As stated in a previous post, the scope of this Autodesk Inventor Tutorial was increased from showing how a mortise & tenon joint can be modeled so that they automatically match each other, to a full blown table design that incorporates the afore mentioned matching magic.
The correct way to model something like this in Inventor is by using layout parts containing multi-solid bodies. Several years back (or currently in some ERP systems) this would have been accomplished by separate parts that share global parameters e.g.: a mortise width in one part and the tenon width in another are both controlled by a common parameter called MT_Width. You also could have used cross part dependencies with adaptivity, but that schema was incredibly buggy and failure prone. It also ate up system resources If I remember correctly, but in any case, just don’t go there.On with this incredibly kick-butt Autodesk Inventor Tutorial…
I’m going to make this tutorial easy enough for a person with just a tad of Inventor experience can follow along. If you are a more advanced user, you may feel like skipping ahead –but you never know when you will pick up a new technique. There are numerous ways to accomplish almost anything in Inventor, and I try to mix my techniques up to show as many as I can.

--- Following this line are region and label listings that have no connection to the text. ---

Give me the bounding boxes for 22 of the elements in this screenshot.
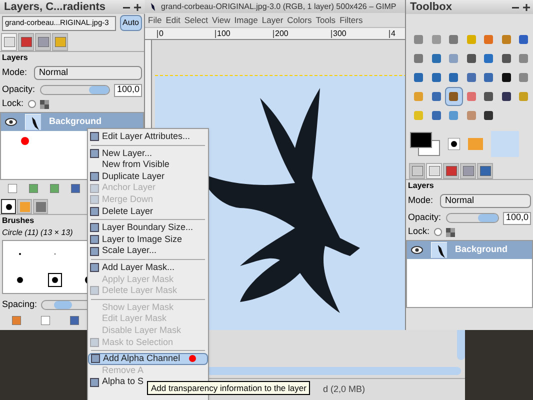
layer-name: Background — [455, 243, 508, 256]
layer-name: Background — [49, 115, 102, 128]
panel-heading: Layers — [2, 52, 28, 64]
ruler-label: 300 — [331, 30, 389, 38]
ruler-label: 100 — [215, 30, 273, 38]
window-title: Toolbox — [410, 0, 453, 15]
window-title: grand-corbeau-ORIGINAL.jpg-3.0 (RGB, 1 layer) 500x426 – GIMP — [161, 0, 396, 12]
panel-heading: Layers — [408, 180, 434, 192]
ruler-label: 0 — [157, 30, 215, 38]
lock-label: Lock: — [408, 225, 430, 238]
status-text: d (2,0 MB) — [323, 382, 366, 396]
panel-heading: Brushes — [2, 215, 34, 227]
window-title: Layers, C...radients — [4, 0, 106, 15]
opacity-label: Opacity: — [408, 211, 442, 224]
brush-name: Circle (11) (13 × 13) — [1, 227, 74, 239]
ruler-label: 200 — [273, 30, 331, 38]
tooltip: Add transparency information to the layer — [147, 381, 310, 395]
spacing-label: Spacing: — [2, 298, 38, 312]
opacity-label: Opacity: — [2, 83, 36, 96]
lock-label: Lock: — [2, 97, 24, 110]
mode-label: Mode: — [2, 66, 28, 80]
mode-label: Mode: — [408, 194, 434, 208]
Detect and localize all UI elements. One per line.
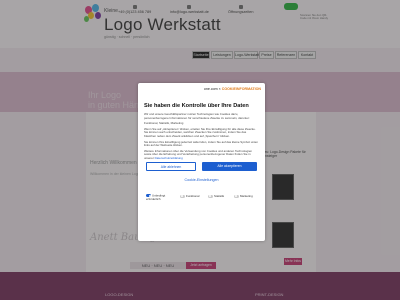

To begin the model, start a sketch on the XY Plane (may have happened automatically), and name it Top Sketch. The only reason to add the “Sketch” part to the name is that you will later have both features and solid bodies that need to be named, (names must be unique) and I prefer to reserve, in this instance the name “Top” for the solid body. This way when the solid bodies are turned into parts, they will have the names I want without any further work.